Economista pede meritocracia

Já para o economista Sérgio Besserman, o problema da lei é não estabelecer áreas em que as cotas deveriam ser aplicadas. Ele defende as políticas afirmativas, mas crê que o critério da meritocracia deveria ser primordial, por exemplo, em áreas técnicas.

— Colocar cotas onde a meritocracia se impõe, como concursos para professores universitários ou o Ipea (Instituto de Pesquisa Econômica Aplicada), acho um absurdo completo. Para o país e a população negra e marginalizada, o importante é que esses órgãos funcionem com o máximo de meritocracia possível, a fim de ter eficiência.

O caráter teoricamente vitalício (ou, pelo menos, de longo prazo) do benefício, dada a estabilidade de servidores, também é passível de críticas. Besserman destaca que o próprio regime estatutário deveria ser mudado:

— Deveria ser restrito apenas às carreiras de Estado. O resto teria de ser flexibilizado.

Além de defender que a cota nacional de 35% prevista no projeto de lei original seja implantada, Frei David prega mudança que leve em consideração o critério de proporcionalidade entre os estados. Pela norma aprovada, 20% das vagas em qualquer unidade da federação devem ser destinadas às cotas. O ativista chama isso de “injustiça étnica”.

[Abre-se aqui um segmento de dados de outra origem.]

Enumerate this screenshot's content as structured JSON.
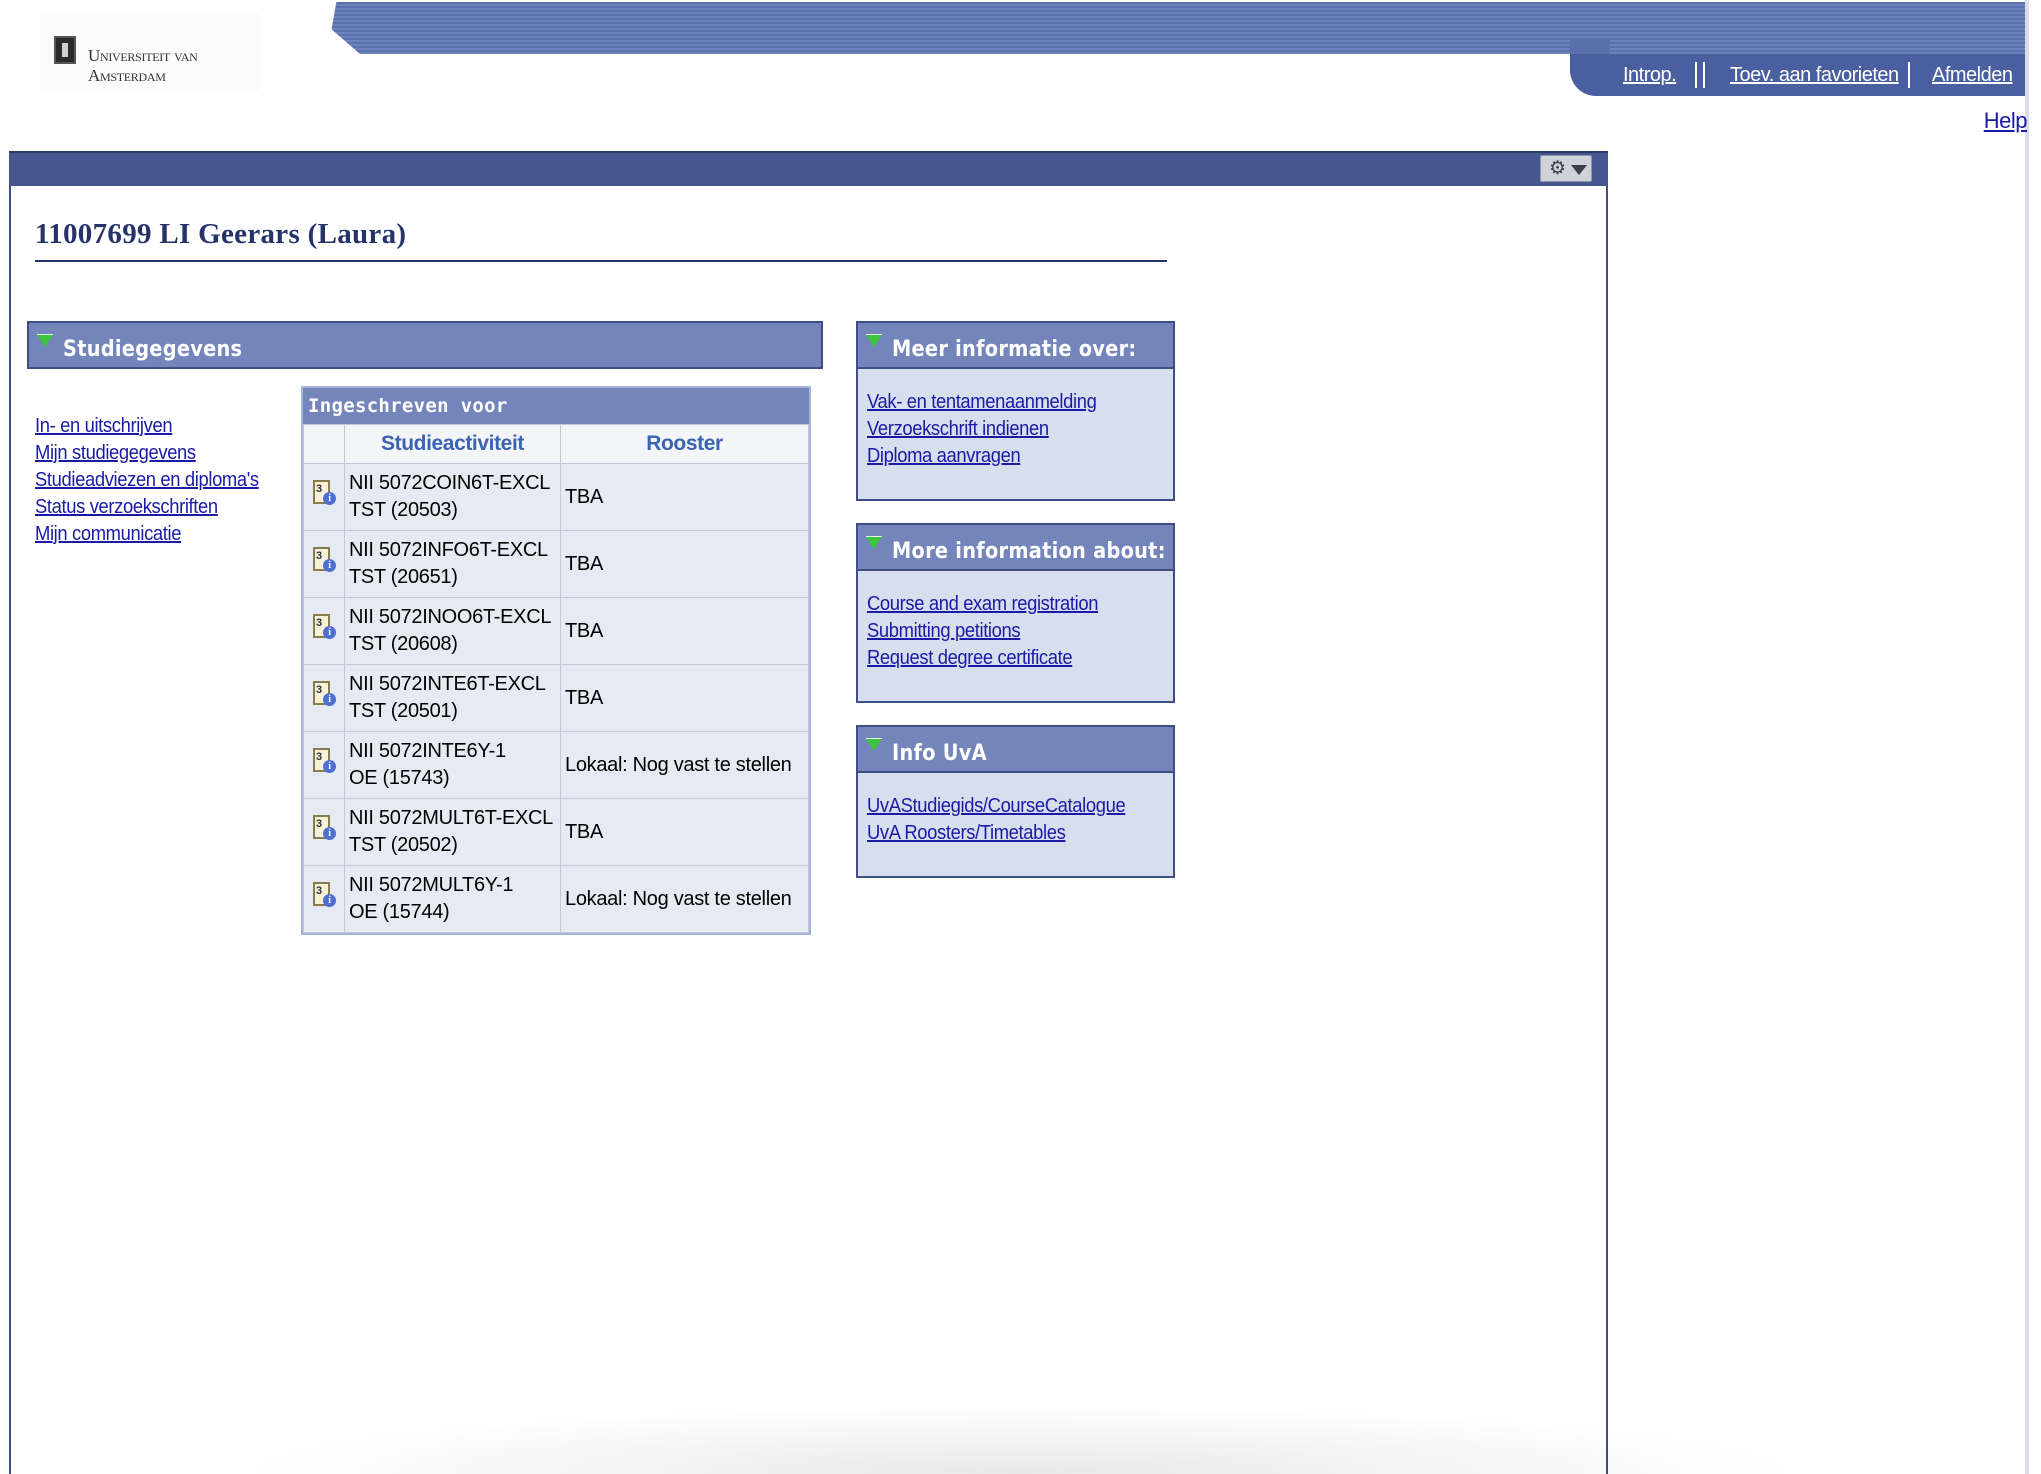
{
  "header": {
    "logo_text": "Universiteit van Amsterdam",
    "nav": [
      "Introp.",
      "Toev. aan favorieten",
      "Afmelden"
    ],
    "help": "Help"
  },
  "page": {
    "title": "11007699 LI Geerars (Laura)"
  },
  "studiegegevens": {
    "heading": "Studiegegevens",
    "links": [
      "In- en uitschrijven",
      "Mijn studiegegevens",
      "Studieadviezen en diploma's",
      "Status verzoekschriften",
      "Mijn communicatie"
    ],
    "table": {
      "caption": "Ingeschreven voor",
      "columns": [
        "Studieactiviteit",
        "Rooster"
      ],
      "rows": [
        {
          "activity_line1": "NII 5072COIN6T-EXCL",
          "activity_line2": "TST (20503)",
          "rooster": "TBA"
        },
        {
          "activity_line1": "NII 5072INFO6T-EXCL",
          "activity_line2": "TST (20651)",
          "rooster": "TBA"
        },
        {
          "activity_line1": "NII 5072INOO6T-EXCL",
          "activity_line2": "TST (20608)",
          "rooster": "TBA"
        },
        {
          "activity_line1": "NII 5072INTE6T-EXCL",
          "activity_line2": "TST (20501)",
          "rooster": "TBA"
        },
        {
          "activity_line1": "NII 5072INTE6Y-1",
          "activity_line2": "OE (15743)",
          "rooster": "Lokaal: Nog vast te stellen"
        },
        {
          "activity_line1": "NII 5072MULT6T-EXCL",
          "activity_line2": "TST (20502)",
          "rooster": "TBA"
        },
        {
          "activity_line1": "NII 5072MULT6Y-1",
          "activity_line2": "OE (15744)",
          "rooster": "Lokaal: Nog vast te stellen"
        }
      ]
    }
  },
  "meer_info": {
    "heading": "Meer informatie over:",
    "links": [
      "Vak- en tentamenaanmelding",
      "Verzoekschrift indienen",
      "Diploma aanvragen"
    ]
  },
  "more_info": {
    "heading": "More information about:",
    "links": [
      "Course and exam registration",
      "Submitting petitions",
      "Request degree certificate"
    ]
  },
  "info_uva": {
    "heading": "Info UvA",
    "links": [
      "UvAStudiegids/CourseCatalogue",
      "UvA Roosters/Timetables"
    ]
  },
  "icons": {
    "gear": "gear-icon",
    "collapse": "triangle-down-icon",
    "row_icon": "calendar-info-icon"
  },
  "colors": {
    "header_bar": "#46578f",
    "section_head": "#7485bb",
    "title": "#26336b",
    "link": "#1a1aa6",
    "collapse_triangle": "#3cc43c"
  }
}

— Santa Catarina só tem 12% de negros e vai botar 20%. Na Bahia, 70% são negros, e só há cotas para 20%. No final, isso provocaria uma imigração de baianos para Florianópolis. Mesmo errando, o governo fará um bem para o Brasil — ironizou.

Há quem apoie a norma sem restrições

Tentando há quatro anos entrar numa vaga de diplomata, o carioca Luter de Souza, formado em Relações Internacionais, teve motivos especiais para comemorar, já que é militante do movimento negro e fez aniversário no dia em que a presidente Dilma sancionou a nova lei. Mesmo assim, ele faz coro com quem cobra fiscalização maior:

— Para efeito de punição, era necessário haver uma norma mais efetiva, não é o que estamos vendo com essa lei.

Há, por outro lado, quem defenda a norma sem restrições. Na avaliação do pesquisador do Grupo de Estudos Multidisciplinares de Ação Afirmativa (Gemaa) da Uerj Luiz Augusto Campos, ela é “completamente acertada” ao dar aos negros, marginalizados, mais chances de ascensão social:

— O Estado tem a obrigação de resolver questões sociais como o racismo. Nas instâncias federais, há muita desigualdade. A lei melhora a distorção.

Ele destaca, ainda, que incentivar a entrada de negros no mercado não beneficia só as pessoas dessa etnia, mas o funcionamento do Estado de forma geral.

Mesmo com as conhecidas reações negativas de grupos de “concurseiros”, há candidatos brancos que concordam com a reserva de vagas. O museólogo Felipe Farias, que tenta vaga no Itamaraty, reconhece que cotas “atrapalham um pouco a aprovação”. Mesmo assim, é favorável ao sistema:

— A lei é um caminho importante para termos um corpo diplomático com a cara dos brasileiros. As cotas são uma forma jurídica de combater uma desigualdade real.

Se não for alterada, a lei vigorará por dez anos. Então, o formato das políticas afirmativas será reavaliado.